Saturday, March 31, 2018

Peaceful Fruit of Righteousness

I may have mentioned this before, but I don't remember. I'm reading the book Transforming Grace by Jerry Bridges,  for my counseling sessions. It's been a wonderful read and I'm grateful for what I'm learning through it. This morning I was reading in the chapter, Appropriating Grace. The basic meaning of appropriate is "to take possession of", which I've tried to remember every time the word is used in the chapter, which is often. It makes it more relevant to me when I think of it that way. 
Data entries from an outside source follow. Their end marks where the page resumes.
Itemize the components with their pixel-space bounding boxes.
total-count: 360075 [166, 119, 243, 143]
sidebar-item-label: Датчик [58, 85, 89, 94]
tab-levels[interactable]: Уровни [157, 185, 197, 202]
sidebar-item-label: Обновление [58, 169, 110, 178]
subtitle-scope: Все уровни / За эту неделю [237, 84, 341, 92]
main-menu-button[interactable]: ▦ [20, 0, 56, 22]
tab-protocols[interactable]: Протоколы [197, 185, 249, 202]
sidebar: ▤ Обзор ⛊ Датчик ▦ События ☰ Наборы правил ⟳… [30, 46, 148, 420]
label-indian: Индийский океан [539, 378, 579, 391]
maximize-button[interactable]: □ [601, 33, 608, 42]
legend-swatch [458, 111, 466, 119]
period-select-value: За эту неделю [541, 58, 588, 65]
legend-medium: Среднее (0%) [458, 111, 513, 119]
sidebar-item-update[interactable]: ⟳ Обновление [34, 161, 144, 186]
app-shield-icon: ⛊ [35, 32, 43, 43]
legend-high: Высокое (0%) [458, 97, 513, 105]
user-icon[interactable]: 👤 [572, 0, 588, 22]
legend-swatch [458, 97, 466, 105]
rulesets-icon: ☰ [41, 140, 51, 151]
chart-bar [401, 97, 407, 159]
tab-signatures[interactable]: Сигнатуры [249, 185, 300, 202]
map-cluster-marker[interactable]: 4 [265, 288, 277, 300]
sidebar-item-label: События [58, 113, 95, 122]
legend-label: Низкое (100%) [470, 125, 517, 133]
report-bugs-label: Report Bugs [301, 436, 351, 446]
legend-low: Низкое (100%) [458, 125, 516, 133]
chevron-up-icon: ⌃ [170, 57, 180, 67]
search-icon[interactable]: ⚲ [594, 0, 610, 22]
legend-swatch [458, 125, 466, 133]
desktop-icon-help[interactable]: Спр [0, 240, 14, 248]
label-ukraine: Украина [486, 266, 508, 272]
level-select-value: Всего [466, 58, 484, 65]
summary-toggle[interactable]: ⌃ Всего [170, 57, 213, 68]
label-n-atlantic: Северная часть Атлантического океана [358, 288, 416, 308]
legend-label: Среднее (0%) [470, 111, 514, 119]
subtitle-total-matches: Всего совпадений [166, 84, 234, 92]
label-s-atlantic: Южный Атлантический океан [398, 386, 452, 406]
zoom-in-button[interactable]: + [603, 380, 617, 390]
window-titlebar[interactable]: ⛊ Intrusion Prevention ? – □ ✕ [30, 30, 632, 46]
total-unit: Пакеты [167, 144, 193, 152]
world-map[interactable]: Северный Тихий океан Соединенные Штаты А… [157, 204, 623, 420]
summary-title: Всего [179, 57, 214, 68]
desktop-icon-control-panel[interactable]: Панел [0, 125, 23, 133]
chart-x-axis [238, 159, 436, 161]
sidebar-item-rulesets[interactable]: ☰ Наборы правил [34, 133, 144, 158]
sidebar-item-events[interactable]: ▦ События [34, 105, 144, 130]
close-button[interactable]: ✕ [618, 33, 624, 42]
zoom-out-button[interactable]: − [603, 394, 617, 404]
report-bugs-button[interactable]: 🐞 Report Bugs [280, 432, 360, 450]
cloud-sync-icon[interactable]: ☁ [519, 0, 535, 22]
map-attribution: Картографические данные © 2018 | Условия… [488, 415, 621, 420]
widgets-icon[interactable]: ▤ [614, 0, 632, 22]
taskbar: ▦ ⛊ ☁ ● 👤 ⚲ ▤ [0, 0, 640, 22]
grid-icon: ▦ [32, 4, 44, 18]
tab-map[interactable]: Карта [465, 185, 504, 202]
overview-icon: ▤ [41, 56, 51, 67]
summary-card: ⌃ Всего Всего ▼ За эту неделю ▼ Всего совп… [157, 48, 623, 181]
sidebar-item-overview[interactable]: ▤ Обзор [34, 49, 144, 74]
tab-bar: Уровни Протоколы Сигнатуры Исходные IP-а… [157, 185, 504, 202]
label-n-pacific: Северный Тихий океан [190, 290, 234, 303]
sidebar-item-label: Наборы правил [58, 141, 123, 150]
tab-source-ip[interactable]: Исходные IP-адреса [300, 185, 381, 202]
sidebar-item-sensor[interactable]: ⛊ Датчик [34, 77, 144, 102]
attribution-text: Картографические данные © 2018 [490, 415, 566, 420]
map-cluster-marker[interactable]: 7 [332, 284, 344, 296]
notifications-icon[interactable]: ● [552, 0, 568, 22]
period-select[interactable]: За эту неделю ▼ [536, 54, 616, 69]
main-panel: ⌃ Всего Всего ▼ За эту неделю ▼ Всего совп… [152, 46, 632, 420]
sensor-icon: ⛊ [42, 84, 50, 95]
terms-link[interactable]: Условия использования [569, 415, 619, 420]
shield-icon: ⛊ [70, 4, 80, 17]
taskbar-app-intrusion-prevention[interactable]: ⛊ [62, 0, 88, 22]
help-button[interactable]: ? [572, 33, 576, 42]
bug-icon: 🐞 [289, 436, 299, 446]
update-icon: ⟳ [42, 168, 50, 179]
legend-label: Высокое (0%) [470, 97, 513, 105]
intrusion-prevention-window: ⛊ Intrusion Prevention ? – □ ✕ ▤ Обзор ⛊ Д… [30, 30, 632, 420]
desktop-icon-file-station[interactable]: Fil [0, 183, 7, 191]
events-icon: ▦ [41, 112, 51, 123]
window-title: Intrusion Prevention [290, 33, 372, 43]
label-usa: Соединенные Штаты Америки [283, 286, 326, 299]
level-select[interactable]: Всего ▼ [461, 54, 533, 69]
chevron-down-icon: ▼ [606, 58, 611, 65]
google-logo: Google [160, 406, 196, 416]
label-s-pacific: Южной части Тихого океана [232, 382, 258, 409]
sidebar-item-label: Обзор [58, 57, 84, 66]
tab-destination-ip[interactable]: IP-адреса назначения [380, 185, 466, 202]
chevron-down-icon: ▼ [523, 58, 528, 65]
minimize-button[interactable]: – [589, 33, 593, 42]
In the section subtitled Submission to God, the author references Hebrews 12 and talks about it quite a bit. I turned to it in my Bible and a verse he didn't mention jumped off the page at me: 

No discipline seems enjoyable at the time, but painful. 
Later on, however, it yields the peaceful  fruit of righteousness to those who have been trained by it. 

The author says: "Discipline may be either corrective or remedial. It may be sent for the purpose of correcting some sinful attitude or action, or to remedy some lack in our character. In either case, it is administered by our heavenly Father in love, not in wrath. Jesus has already borne the wrath of God in our place, so all adversities that come to us, come because He loves us and designs to conform us to the likeness of His Son."

So, when I read verse 11 and saw that discipline brings the peaceful fruit of righteousness to those who have been trained by it, I smiled. God brings the righteousness and it is peaceful... Wow!! I have felt much more peace over the last few months, whereas last year for several months I was in so. much. pain. God was, I believe, both correcting me and remedying a lack in my character. 

Have I arrived? By no means! I know that there is so much more for me to learn and to be trained in. I pray that when I'm disciplined again (which actually, I think can happen through many different circumstances, 'big' or 'small' as I've seen lately, now that I think of it), that I will yield (submit) willingly and humbly under the mighty hand of God (1 Peter 5:6-7). 

How grateful I am to be so loved by the Father that He doesn't leave me as I am, but disciplines me to change me and to make me more like Jesus.